Human Resource Management: Again, my experience in this area is especially through Stafford County Economic Development. In the past year, we have employed five interns and hired an Assistant Director; and have openings for up to five interns again in the coming year. Through this, I’m familiar with leading online job postings sites and strategies. It’s also given me a fresh perspective on the way professionals entering the workforce view issues such as work/life balance, training, communication, the role of the employer in creating job satisfaction for the employee; having thorough articulation of responsibilities and measures of job performance, along with a supervisor who is willing to put the effort into constructive feedback. I see value in developing pipelines of talent, utilizing internships for both parties to evaluate each other before making a longer commitment, and appealing to a sense of purpose in addition to doing a job.
Risk Management: I am familiar with instruments used to hedge agricultural commodities and some of the strategies and techniques. I am not the one in our operation who actively makes the decisions on pricing or using the various tools. I like reading ag reports, but I am not one to listen to the daily markets. If I were to assess my risk tolerance on a scale of 1 to 10, I would say I’m a solid 8. I’d like to think this is in the category of feeling comfortable in taking a calculated risk, without being a gambler. It’s my nature to want to do something to achieve a better result rather than be satisfied with the status quo. Stated another way, I think I value growth more than security. If it doesn’t work, you course correct before the damages are too severe, adjust, and then try again.

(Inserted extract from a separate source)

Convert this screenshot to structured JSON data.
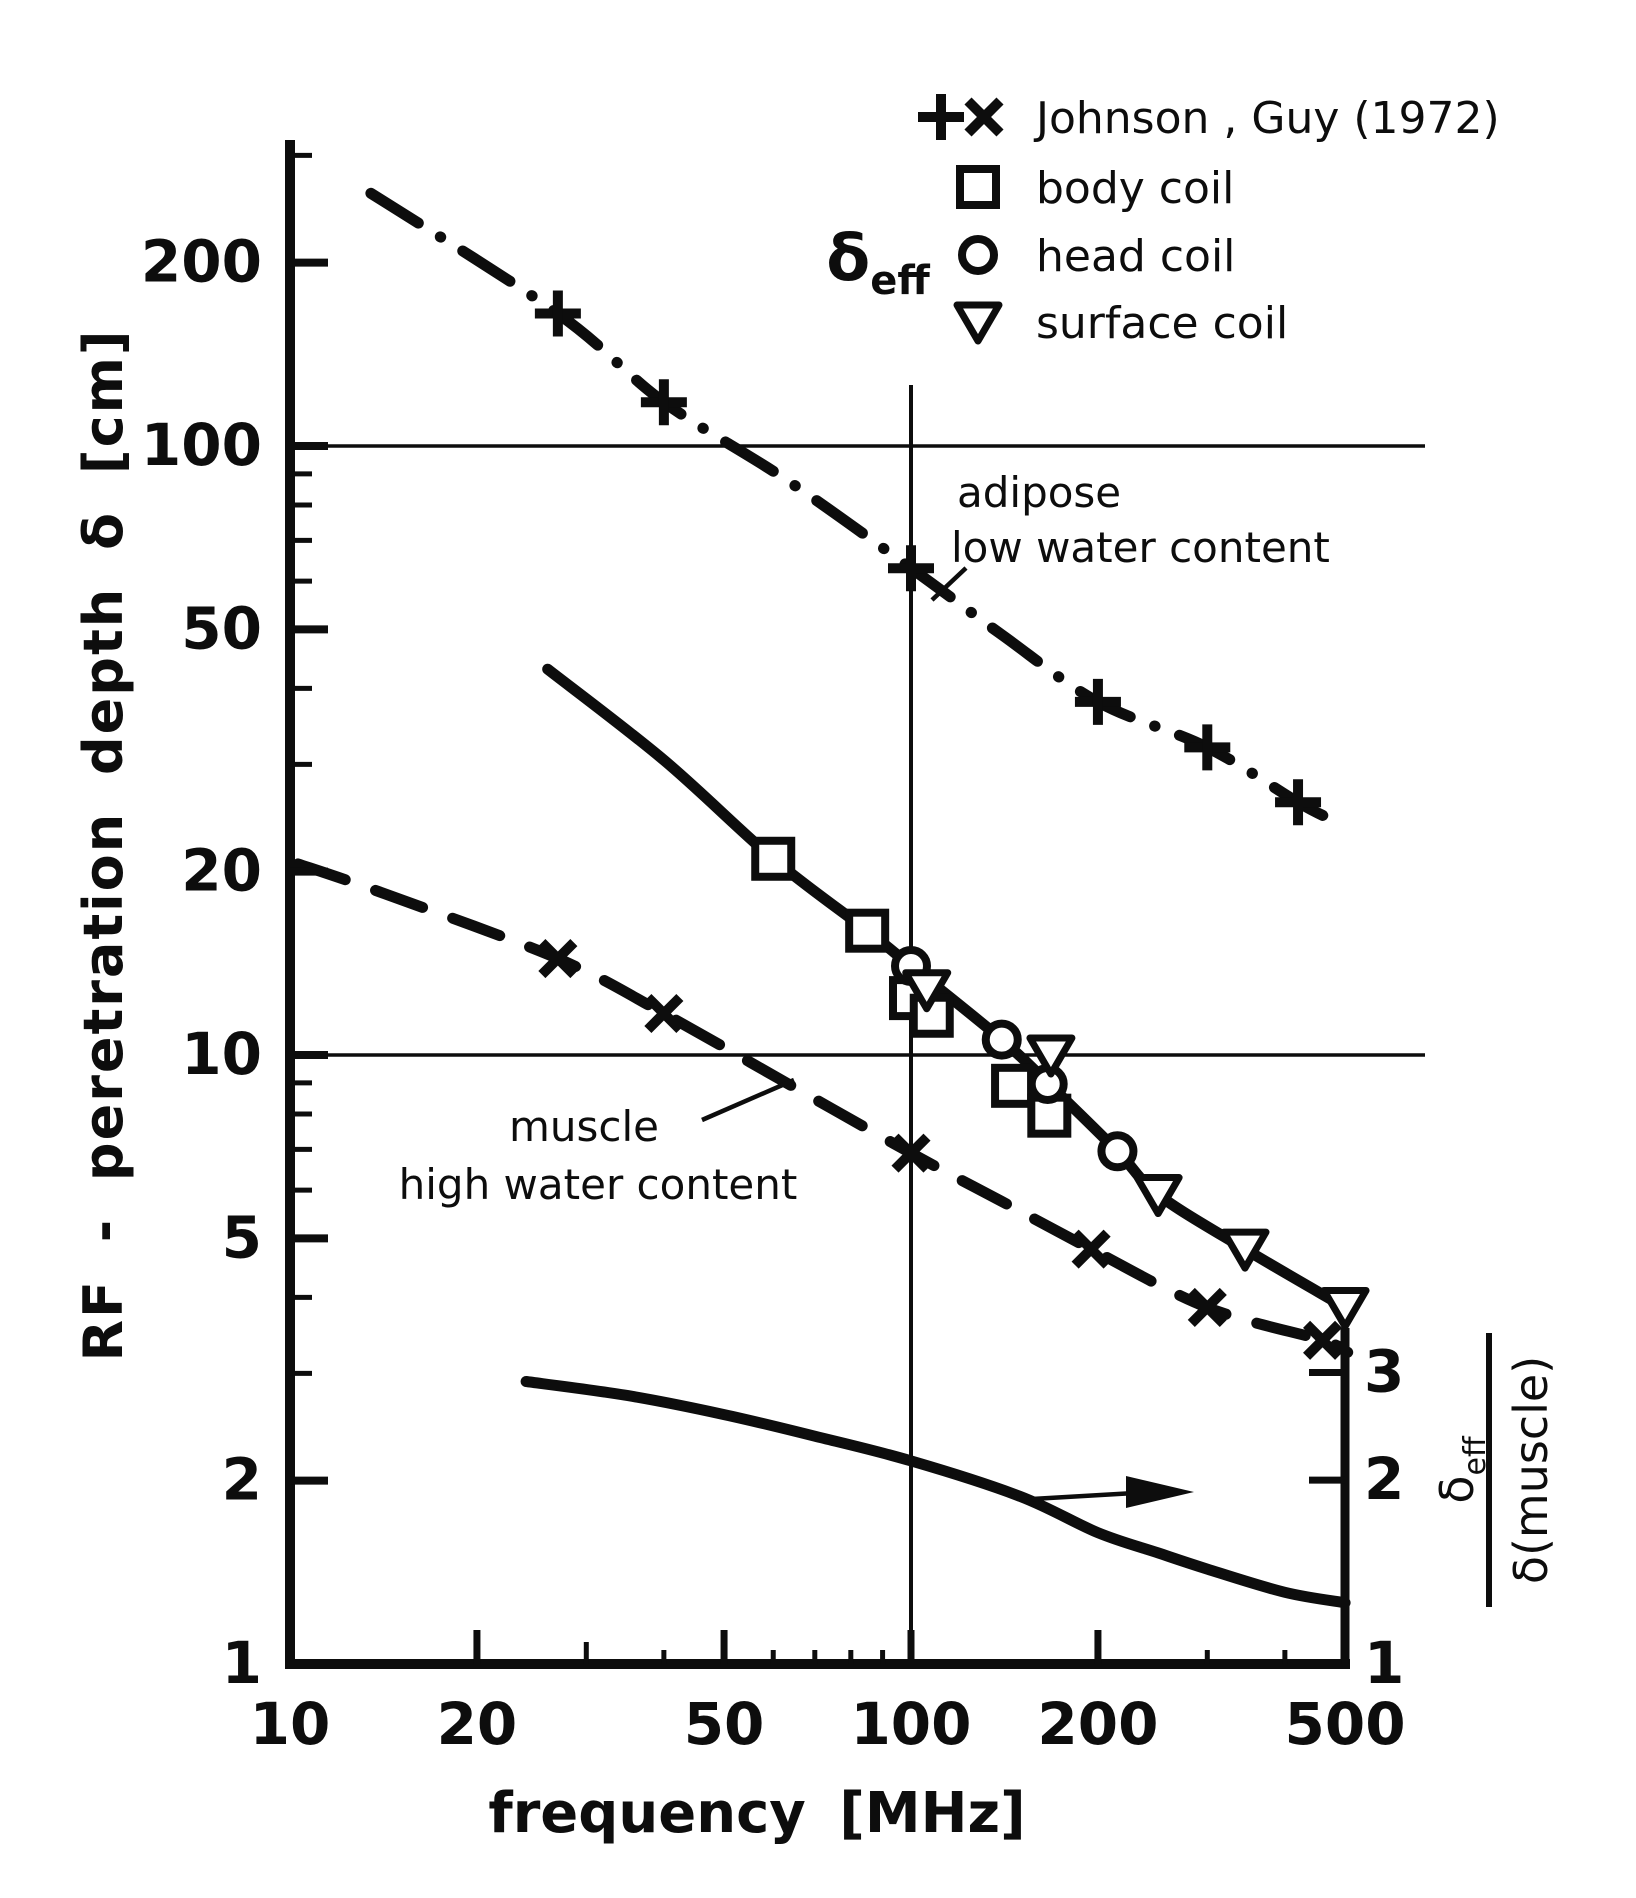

Leadership: I’ve been involved in Kansas agriculture in various ways for nearly 30 years. I was a member of the House Agriculture Committee staff during the 1996 Farm Bill and was the Legislative Assistant for Agriculture and Transportation for Sen. Sam Brownback in 1997-99, the first woman to hold that role for a Kansas senator. My husband Brian and I were involved in Young Farmer and Rancher activities through Kansas Farm Bureau and were runner up AFBF Young Farmer and Rancher of the Year in 2005. Past board positions include the Kansas Corn Commission, Kansas Bank Board, and USD 350 Board of Education. In 2008 – 2015, I helped develop and facilitated Leadership Golden Belt, a four-county civic leadership program through our local Community Foundation. I previously served on the KS Dept of Transportation Freight Advisory Committee. Currently, I serve on the Stafford County Hospital Board and the Port Authority of Stafford County, which is in the early stages of developing a rail transload facility for grain and other commodities.